Warehouse grocery giant Costco is serving up something new in Alberta: Liquor and wine.
The chain of membership warehouses, operating under the Costco Wholesale banner, is in expansion mode and opening two new stores, one in Strathcona County just east of Edmonton and another in northwest Calgary.
The Strathcona County Costco, at 142,000 square feet, will include an adjacent but separate liquor operation. Opened at the end of March, it's located at Broadmoor Blvd. near Broadway Blvd. and is slightly smaller than its new 148,000-sq.-ft. Calgary cousin.
The Calgary Costco, at 11588 Sarcee Trail, also opened its doors on March 30 and includes liquor sales separated from the main warehouse operation to meet Alberta Gaming and Liquor Commission policy. Shoppers will not be able to walk into either liquor unit from the main store.
|Photo courtesy of Costco|
|The Strathcona County Costco, forefront left, will include a separate liquor operation.|
Costco officials say the stores will offer their traditional variety of brand-name merchandise to its members.
"Each of these locations will offer our full complement of services," says Robin Ross, Costco's regional marketing manager for Western Canada, noting that the openings will mark Costco's ninth and 10th locations in the province.
"It will be our third location in the Calgary market, where we opened our first (store) in August of 1986. This will be our fourth location in the Greater Edmonton market, where we opened our first in November of 1985."
Both stores, however, are not Costco's largest.
"Our (recently moved and new) South Edmonton location is the largest template of any locations that we have opened in Canada in the last five years," adds Ross.
He would not comment on whether Costco will roll out liquor operations at any other of its Alberta stores. Calgary Co-op, Safeway and the Real Canadian Superstore already operate standalone liquor stores in Alberta.

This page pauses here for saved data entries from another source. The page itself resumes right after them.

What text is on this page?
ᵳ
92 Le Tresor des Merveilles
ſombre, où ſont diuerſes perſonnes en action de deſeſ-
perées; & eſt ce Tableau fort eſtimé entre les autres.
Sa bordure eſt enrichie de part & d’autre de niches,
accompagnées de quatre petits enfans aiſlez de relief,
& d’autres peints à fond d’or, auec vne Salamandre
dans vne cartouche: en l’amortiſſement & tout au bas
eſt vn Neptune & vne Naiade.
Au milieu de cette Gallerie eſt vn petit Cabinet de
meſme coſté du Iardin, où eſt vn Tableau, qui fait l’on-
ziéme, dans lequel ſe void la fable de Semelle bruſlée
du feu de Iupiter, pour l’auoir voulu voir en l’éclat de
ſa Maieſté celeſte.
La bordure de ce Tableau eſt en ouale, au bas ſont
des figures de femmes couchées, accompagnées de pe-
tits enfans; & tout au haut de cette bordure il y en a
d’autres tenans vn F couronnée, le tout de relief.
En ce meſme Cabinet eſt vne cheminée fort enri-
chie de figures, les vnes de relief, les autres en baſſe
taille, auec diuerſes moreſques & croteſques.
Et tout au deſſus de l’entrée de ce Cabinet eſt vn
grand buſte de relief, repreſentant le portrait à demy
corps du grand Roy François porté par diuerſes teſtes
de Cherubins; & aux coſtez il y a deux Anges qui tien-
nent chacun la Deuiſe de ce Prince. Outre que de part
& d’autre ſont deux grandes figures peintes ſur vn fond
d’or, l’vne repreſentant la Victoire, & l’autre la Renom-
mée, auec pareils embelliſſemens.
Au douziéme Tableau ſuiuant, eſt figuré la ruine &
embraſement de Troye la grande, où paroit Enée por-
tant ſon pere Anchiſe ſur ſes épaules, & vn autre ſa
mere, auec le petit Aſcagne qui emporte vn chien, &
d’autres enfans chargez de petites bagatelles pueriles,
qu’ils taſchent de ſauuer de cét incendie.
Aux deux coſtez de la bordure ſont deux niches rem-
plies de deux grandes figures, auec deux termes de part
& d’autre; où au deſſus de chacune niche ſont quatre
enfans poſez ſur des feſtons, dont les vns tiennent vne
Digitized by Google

For Strathcona County officials, landing a Costco and being the first one in the store's chain to sell hard liquor was a coup. Costco already sells beer and wine at its Quebec stores.
Gerry Gabinet, manager of economic development and tourism for the county, says it is now in a different league when it comes to attracting retailers.
"That means when people are looking for retail locations, they're looking at a market draw area of around 200,000 to 250,000 people," he says. "This will enable us to access other retailers such as Future Shop, A&B Sound and those types of chains."
Gabinet also says the Costco opening is having a positive effect for owners of land along Broadmoor Blvd. and the nearby Baseline Road.
"Now that you've got a Costco down there, the price of land will probably be increasing," he says.
The price for serviced commercial land is somewhere between $250,000 and $400,000 per acre along that particular area, he adds.
"Prior to Costco coming into the picture ... you were looking at an average price of around $200,000 and $250,000, so that's had a real good upside for us in the particular community. So we're really, really happy that Costco has chosen our community to locate in," says Gabinet.
Also happy that Costco has chosen to expand in Calgary is Michael Brown, vice-president of business development and retention for Calgary Economic Development. "There is a definite market for Costco (to open a new store) in Calgary," said Brown. "There is a high level of discretionary spending due to the city's lower cost of living and we have the highest income level in Canada at $40,021 per capita."
Costco's Ross says it's hard to predict the exact number of net jobs that will be gained from the new stores, but believes it will likely mean an additional 500 employees.
He says Alberta remains a very attractive marketplace for future expansion.
"We are continually reviewing where it makes sense for us to do business and whether Costco will be a good fit in the market," he adds.